葉茜文愣了愣,連忙跟上他的腳步,高跟鞋踩在酒樓走廊的地毯上,沒發出一點聲音。
走出福臨門的玻璃門,午後的陽光裹著暖意撲過來,彌敦道上的人流像流動的潮水,穿著西裝的上班族、拎著菜籃的師奶、揹著書包的學生,在人行道上摩肩接踵。
叮叮車的銅鈴聲從街那頭傳來,“叮鈴 —— 叮鈴 ——” 清脆地穿過喧囂,車輪碾過鐵軌的 “哐當” 聲與小販叫賣魚蛋的聲音混在一起,是獨屬於香江午後的煙火氣。
吳正媛看著李默然彎腰坐進黑色的賓士,車門關上的瞬間,她對著司機叮囑:“路上開慢些。”
司機隔著車窗點頭,引擎輕輕轟鳴,車子緩緩匯入車流,黑色的車身在陽光下漸漸變成一個小點,消失在彌敦道的拐角。
吳正媛站在路邊,指尖無意識地摩挲著手包的金屬扣,嘴角勾起一抹淺淡的笑。
她太清楚李默然的潛力了 —— 那把乾淨又有穿透力的嗓子,在錄音室裡對節奏的精準把握,還有面對鏡頭時不卑不亢的態度,都不是轉瞬即逝的流星該有的樣子。
華納在香江樂壇的聲勢非常疲軟,林紫翔的專輯銷量不如預期,葉茜文又總被緋聞纏身,李默然就像一劑強心針,只要好好打磨,一定能撐起華納的半邊天,甚至成為香江樂壇的下一個傳奇。
不遠處,葉茜文正快步跟著林紫翔,“紫翔,你等等我啊!” 她開口喊他,聲音裡帶著幾分委屈。

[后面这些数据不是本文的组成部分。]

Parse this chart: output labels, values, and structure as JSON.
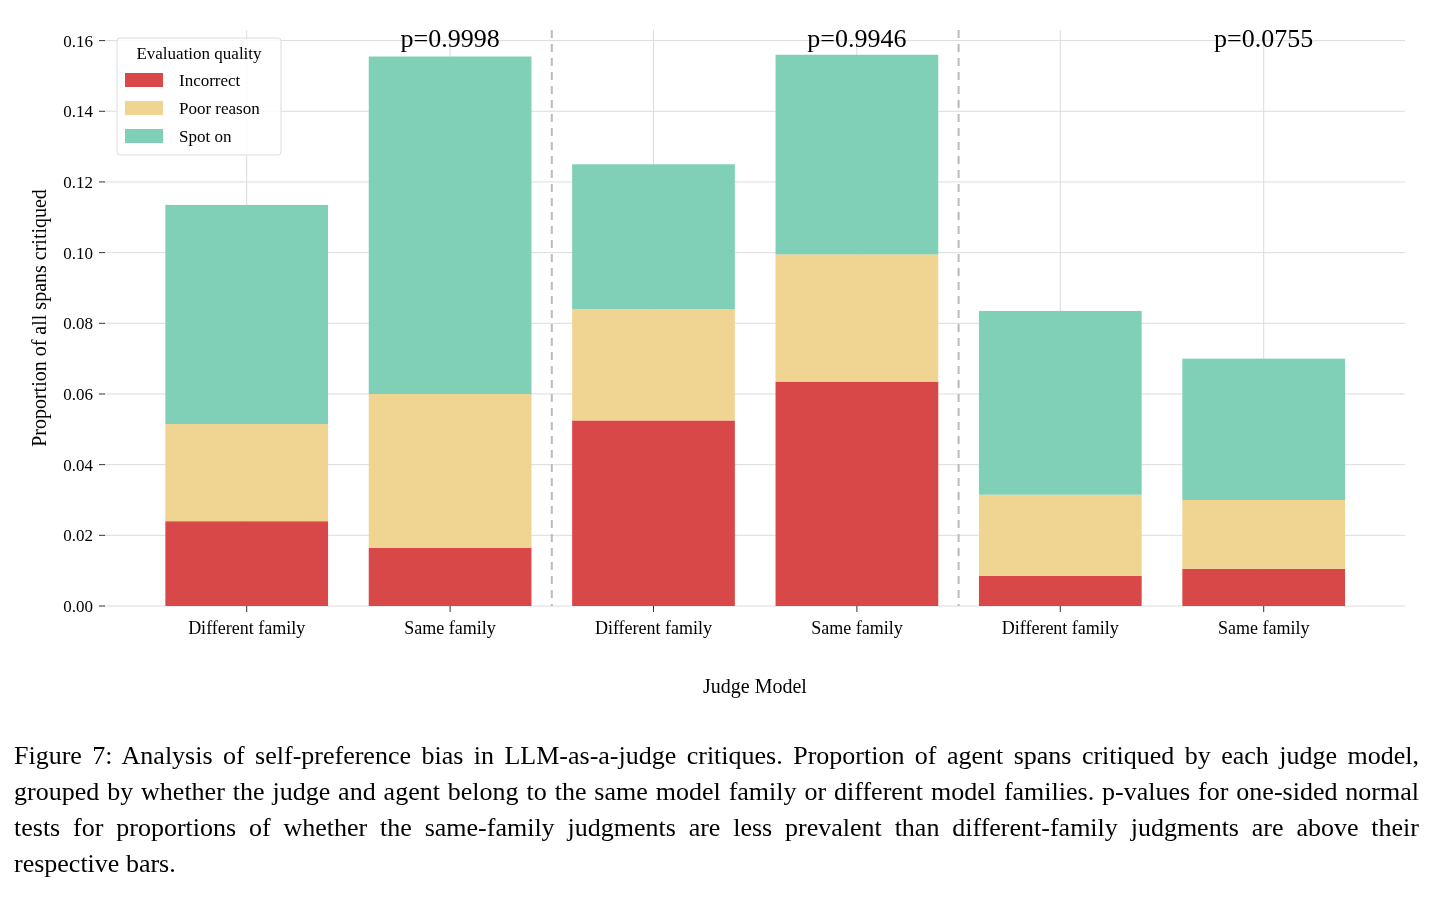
{
  "chart_data": {
    "type": "bar",
    "stacked": true,
    "categories": [
      "Different family",
      "Same family",
      "Different family",
      "Same family",
      "Different family",
      "Same family"
    ],
    "series": [
      {
        "name": "Incorrect",
        "color": "#d94848",
        "values": [
          0.024,
          0.0165,
          0.0525,
          0.0635,
          0.0085,
          0.0105
        ]
      },
      {
        "name": "Poor reason",
        "color": "#f0d492",
        "values": [
          0.0275,
          0.0435,
          0.0315,
          0.036,
          0.023,
          0.0195
        ]
      },
      {
        "name": "Spot on",
        "color": "#7fd0b6",
        "values": [
          0.062,
          0.0955,
          0.041,
          0.0565,
          0.052,
          0.04
        ]
      }
    ],
    "ylim": [
      0,
      0.163
    ],
    "yticks": [
      {
        "value": 0,
        "label": "0.00"
      },
      {
        "value": 0.02,
        "label": "0.02"
      },
      {
        "value": 0.04,
        "label": "0.04"
      },
      {
        "value": 0.06,
        "label": "0.06"
      },
      {
        "value": 0.08,
        "label": "0.08"
      },
      {
        "value": 0.1,
        "label": "0.10"
      },
      {
        "value": 0.12,
        "label": "0.12"
      },
      {
        "value": 0.14,
        "label": "0.14"
      },
      {
        "value": 0.16,
        "label": "0.16"
      }
    ],
    "ylabel": "Proportion of all spans critiqued",
    "xlabel": "Judge Model",
    "legend_title": "Evaluation quality",
    "legend": "top left",
    "grid": true,
    "annotations": [
      "p=0.9998",
      "p=0.9946",
      "p=0.0755",
      "Figure 7: Analysis of self-preference bias in LLM-as-a-judge critiques. Proportion of agent spans critiqued by each judge model, grouped by whether the judge and agent belong to the same model family or different model families. p-values for one-sided normal tests for proportions of whether the same-family judgments are less prevalent than different-family judgments are above their respective bars."
    ]
  }
}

林紫翔卻沒回頭,直到走到一條僻靜的巷口 —— 巷口兩側是斑駁的磚牆,牆上貼著舊海報,邊角卷著邊,被風吹得輕輕作響 —— 他才猛地停下腳步,轉過身來。
林紫翔的手指攥著風衣的衣角,指節因為用力而泛白,眉頭擰成一個疙瘩,語氣裡滿是怨懟:“你剛才跟李默然那麼熱絡,就不怕被吳正媛看見?”
他的聲音壓得低,卻帶著不易察覺的顫抖,像是壓抑著許久的情緒終於爆發。
葉茜文愣住了,下意識地摸了摸耳垂 —— 那是她緊張時的小動作,“我那是為了感謝他啊!你忘了《Cha》專輯,要是跟他的專輯撞在7月,那我的專輯就徹底完了!” 她說話時語速變快,眼神裡滿是不解,像是不明白他為甚麼會這麼想。
“感謝?” 林紫翔冷笑一聲,聲音陡然拔高,“我看你是故意的吧!你是不是覺得李默然比我厲害,想提前跟他搞好關係?”
他向前走了一步,陰影落在葉茜文身上,語氣裡的醋意幾乎要溢位來。
葉茜文沒想到他會說出這種話,瞬間也火了,往後退了一步,抬起頭看著他,眼眶微微發紅:“林紫翔,你講點道理好不好!我們在一起兩年,我甚麼時候背叛過你?上次你專輯撲街,是我幫你找製作人重新編曲;你跟徐科鬧矛盾,是我去斡旋!你自己沒本事守住專輯銷量,現在倒怪我跟別人搞好關係?” 她的聲音越來越大,巷子裡的回聲把她的話撞得支離破碎。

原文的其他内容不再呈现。